We Have Won
We Have WonCourtesy of WOWSA.
One extremely liberal view in the open water swimming world is to define marathon swimming as a swim which pushes the swimmer further than what they initially thought possible. That is, while a marathon swim is defined differently by many different organizations, a marathon swim can also be self-defined by and for each individual.
When Pheidippides, the original marathon runner, ran 40 km (25 miles) from Marathon* to Athens in order to announce the Greek victory over Persia in the Battle of Marathon (490 BC), he reportedly said, “Νενικήκαμεν” (or Nenikékamen, ‘We have won’).

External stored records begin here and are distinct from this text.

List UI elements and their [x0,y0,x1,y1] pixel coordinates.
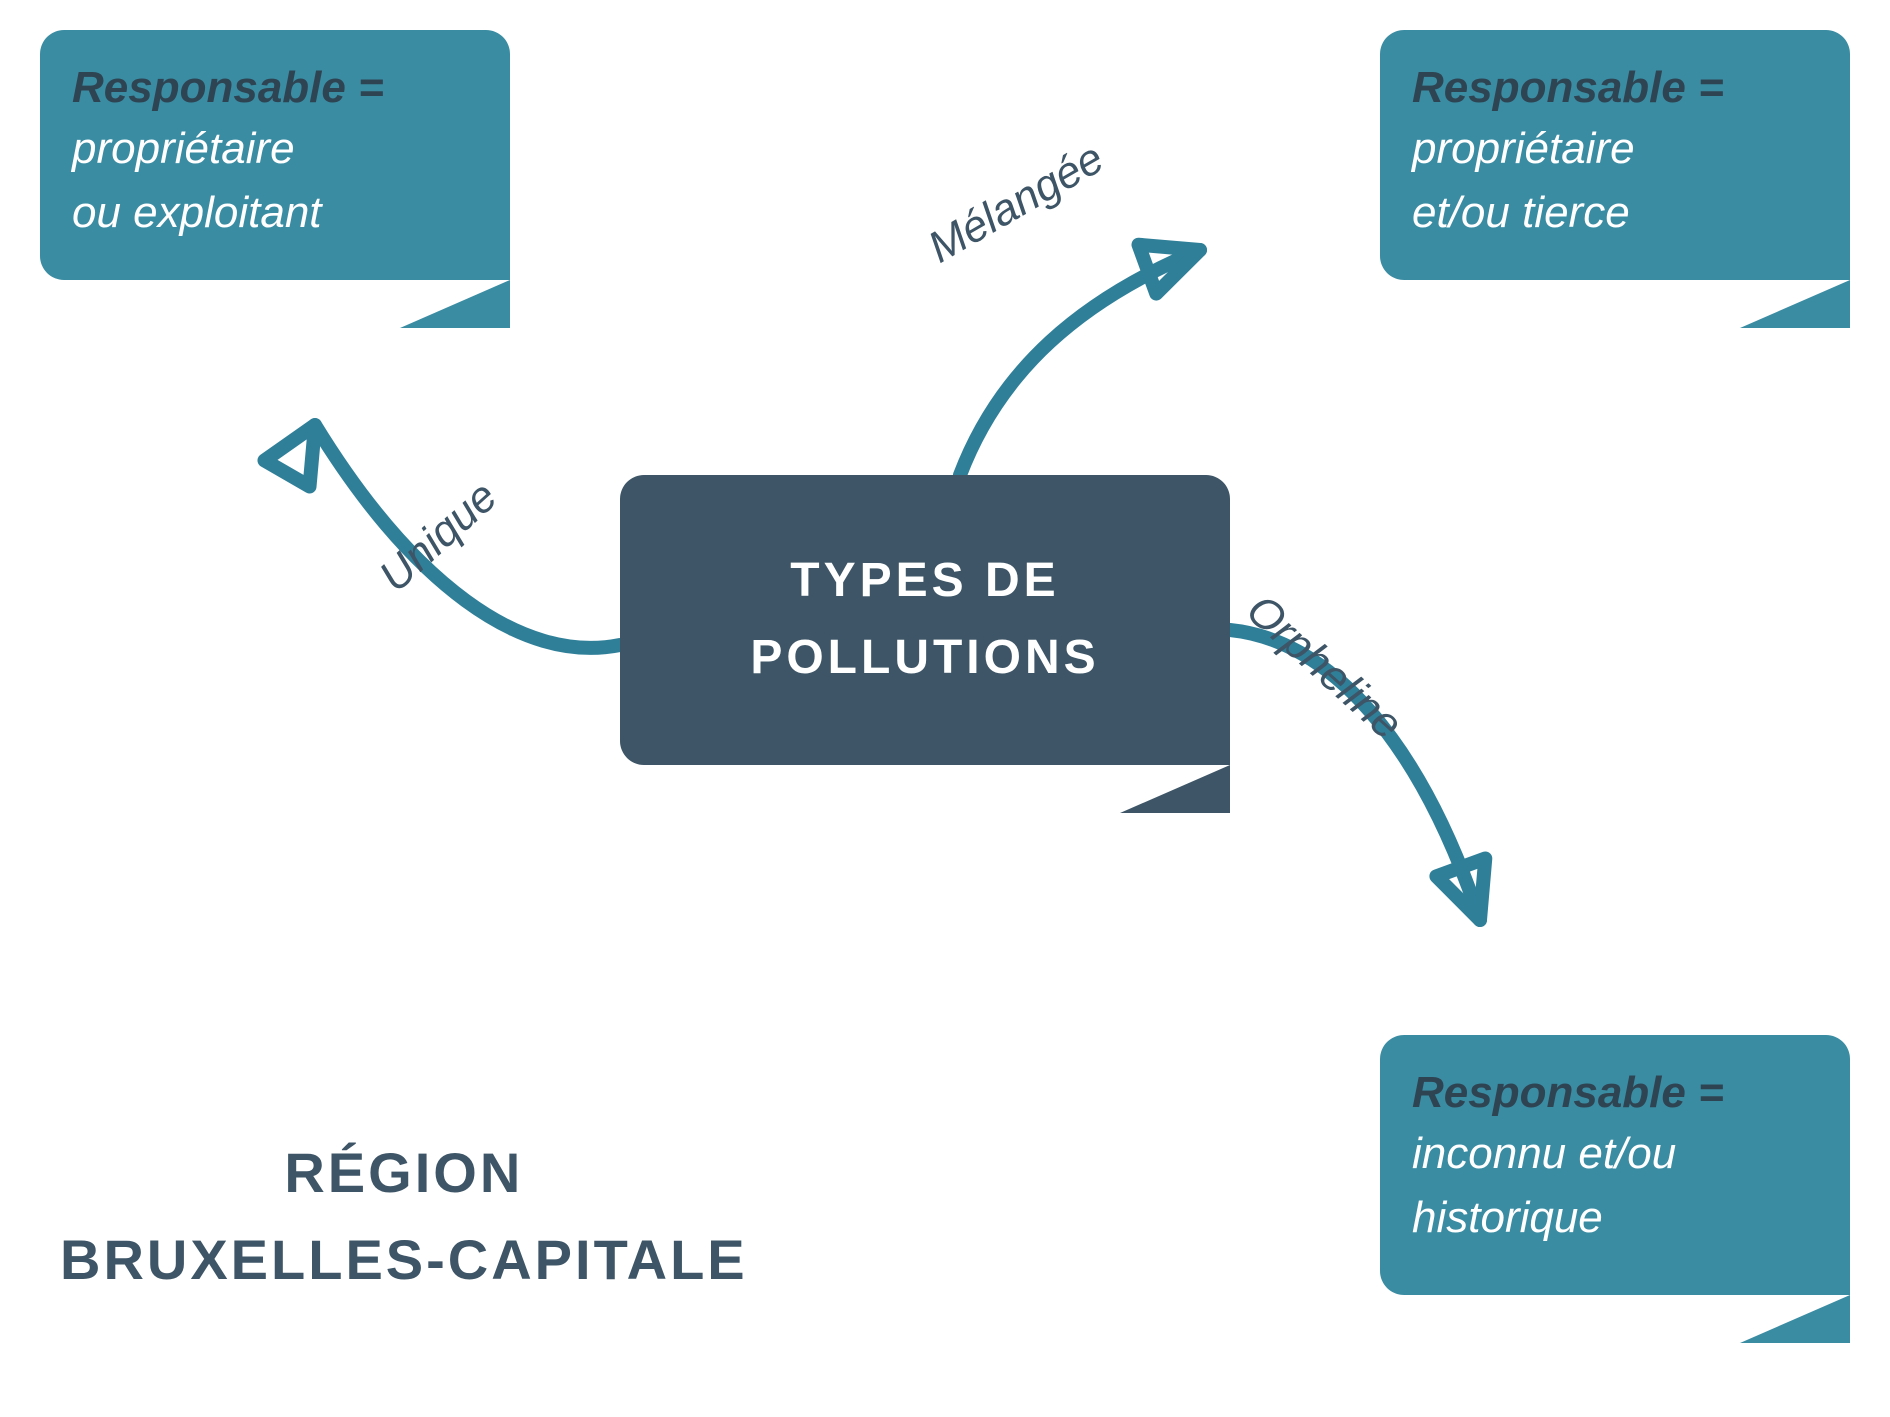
arrowhead-orpheline [1436,858,1485,920]
center-title: TYPES DE POLLUTIONS [652,543,1198,697]
arrow-label-melangee: Mélangée [920,133,1112,273]
leaf-box-unique: Responsable =propriétaire ou exploitant [40,30,510,280]
arrow-label-orpheline: Orpheline [1237,585,1412,750]
arrowhead-melangee [1138,245,1200,294]
center-node: TYPES DE POLLUTIONS [620,475,1230,765]
region-title: RÉGION BRUXELLES-CAPITALE [60,1130,748,1304]
resp-label-orpheline: Responsable = [1412,1063,1818,1122]
arrow-melangee [960,250,1200,475]
resp-label-unique: Responsable = [72,58,478,117]
leaf-box-melangee: Responsable =propriétaire et/ou tierce [1380,30,1850,280]
resp-label-melangee: Responsable = [1412,58,1818,117]
resp-value-melangee: propriétaire et/ou tierce [1412,117,1818,245]
resp-value-unique: propriétaire ou exploitant [72,117,478,245]
leaf-box-orpheline: Responsable =inconnu et/ou historique [1380,1035,1850,1295]
arrowhead-unique [264,425,315,486]
resp-value-orpheline: inconnu et/ou historique [1412,1122,1818,1250]
arrow-label-unique: Unique [370,472,507,602]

In this unconventional definition of marathon swimming, the beauty of open water swimming is that everyone can feel like a winner upon reaching the shore – no matter what their distance, time, placing, venue or age division.
While a marathon swim distance can be 72 miles for Penny Palfrey in Hawaii, 21 miles for Petar Stoychev across the English Channel or 25 km for Maarten van der Weijden in a FINA world championship, it can also be 5 km for a masters swimmer or 1 mile for a young age-group swimmer.
The sport of open water swimming is vast and expansive. It includes everything from Polar Bear Swims, lifeguard competitions, wild swimming, and triathlon swims to masters swims in lakes, sanctioned international pro races in oceans and channel swimming. The Daily News of Open Water Swimming attempts to cover every aspect of the sport because there is truly a distance, venue or temperature for everyone.
* Marathon, Greece – where the first world open water swimming championships will be held for Special Olympics athletes at the 2011 World Games.